- Education: Truman State University, University of Missouri–St. Louis, University at Albany, SUNY
- Known for: Research on recent crime trends in the United States and the reporting of crime to the police
- Awards: 2003 Ruth Shonle Cavan Young Scholar Award from the American Society of Criminology
- Scientific career
- Fields: Criminology
- Workplaces: University of Missouri–St. Louis, Florida State University, Pennsylvania State University
- Thesis: Neighborhood disadvantage, neighborhood instability, and adolescent behavior: Premarital childbearing, dropping out of school, and delinquency (1998)
- Doctoral advisor: Steven Messner

= Eric Baumer =

American criminologist

Eric Paul Baumer is an American criminologist and Professor of Sociology and Criminology at Pennsylvania State University, where he has served as head of the Department of Sociology and Criminology. His research focuses on crime trends in the United States, communities and crime, and the reporting of crime to the police.

==Education and career==
Baumer received a B.S. in political science from Truman State University and an M.A. in criminology from the University of Missouri–St. Louis, where he also completed his Ph.D. in 1998. He completed additional graduate study at the University at Albany, SUNY, working with the sociologist Steven Messner.
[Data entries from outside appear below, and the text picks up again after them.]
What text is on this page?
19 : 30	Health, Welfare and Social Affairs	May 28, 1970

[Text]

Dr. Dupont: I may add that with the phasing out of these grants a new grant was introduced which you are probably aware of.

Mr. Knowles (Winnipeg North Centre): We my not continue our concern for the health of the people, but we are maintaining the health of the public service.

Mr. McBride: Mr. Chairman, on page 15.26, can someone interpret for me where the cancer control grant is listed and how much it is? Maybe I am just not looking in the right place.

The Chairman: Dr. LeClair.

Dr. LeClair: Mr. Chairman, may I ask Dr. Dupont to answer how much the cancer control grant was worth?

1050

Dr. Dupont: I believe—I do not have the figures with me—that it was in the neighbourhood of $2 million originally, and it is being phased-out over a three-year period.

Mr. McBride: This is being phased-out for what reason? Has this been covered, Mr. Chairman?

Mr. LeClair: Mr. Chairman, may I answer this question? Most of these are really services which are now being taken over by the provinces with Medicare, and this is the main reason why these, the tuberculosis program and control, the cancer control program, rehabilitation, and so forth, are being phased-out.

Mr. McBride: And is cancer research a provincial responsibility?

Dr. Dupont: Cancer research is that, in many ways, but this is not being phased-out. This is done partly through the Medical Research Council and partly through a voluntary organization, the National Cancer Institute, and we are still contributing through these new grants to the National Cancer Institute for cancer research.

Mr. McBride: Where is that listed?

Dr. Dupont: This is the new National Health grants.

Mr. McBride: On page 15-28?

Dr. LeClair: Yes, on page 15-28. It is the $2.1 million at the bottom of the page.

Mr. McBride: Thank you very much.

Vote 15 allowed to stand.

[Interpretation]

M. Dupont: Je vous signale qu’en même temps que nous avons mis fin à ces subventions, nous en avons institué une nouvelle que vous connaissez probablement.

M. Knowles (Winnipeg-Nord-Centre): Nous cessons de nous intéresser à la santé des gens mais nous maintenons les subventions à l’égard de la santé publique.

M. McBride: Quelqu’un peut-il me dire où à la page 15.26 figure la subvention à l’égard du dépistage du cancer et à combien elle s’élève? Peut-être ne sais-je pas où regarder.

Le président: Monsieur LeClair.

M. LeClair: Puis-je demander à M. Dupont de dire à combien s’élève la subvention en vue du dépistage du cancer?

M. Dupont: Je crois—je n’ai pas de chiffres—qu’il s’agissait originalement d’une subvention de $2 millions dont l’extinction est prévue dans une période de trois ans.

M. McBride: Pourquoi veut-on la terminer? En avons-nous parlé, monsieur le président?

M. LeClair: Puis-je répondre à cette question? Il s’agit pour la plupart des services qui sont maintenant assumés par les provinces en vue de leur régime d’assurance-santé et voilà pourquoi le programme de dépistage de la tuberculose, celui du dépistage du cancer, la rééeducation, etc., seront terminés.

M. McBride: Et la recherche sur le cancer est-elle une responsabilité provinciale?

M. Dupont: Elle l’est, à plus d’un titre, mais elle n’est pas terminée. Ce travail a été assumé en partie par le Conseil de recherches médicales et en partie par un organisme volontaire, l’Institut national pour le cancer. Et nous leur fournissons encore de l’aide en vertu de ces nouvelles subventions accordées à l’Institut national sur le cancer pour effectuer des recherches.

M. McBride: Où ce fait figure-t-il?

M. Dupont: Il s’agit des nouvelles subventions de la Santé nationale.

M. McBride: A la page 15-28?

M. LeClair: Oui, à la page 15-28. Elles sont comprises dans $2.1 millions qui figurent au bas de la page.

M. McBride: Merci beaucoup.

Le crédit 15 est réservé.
He subsequently held faculty positions at the University of Missouri–St. Louis, where he directed the doctoral program in criminology and criminal justice, and at Florida State University, where he was the Allen E. Liska Professor of Criminology in the College of Criminology and Criminal Justice. He joined Pennsylvania State University as Professor of Sociology and Criminology in 2015.

==Awards==
- Ruth Shonle Cavan Young Scholar Award, American Society of Criminology (2003)
- Fellow, American Society of Criminology (2016)

==Research==
Baumer's work addresses the long-term decline in crime in the United States, neighborhood and community influences on crime, and the factors that affect whether victims report crime to the police. He has received research funding from agencies including the National Science Foundation and the National Institute of Justice for studies on disparities in incarceration and on the relationship between home foreclosure and crime rates.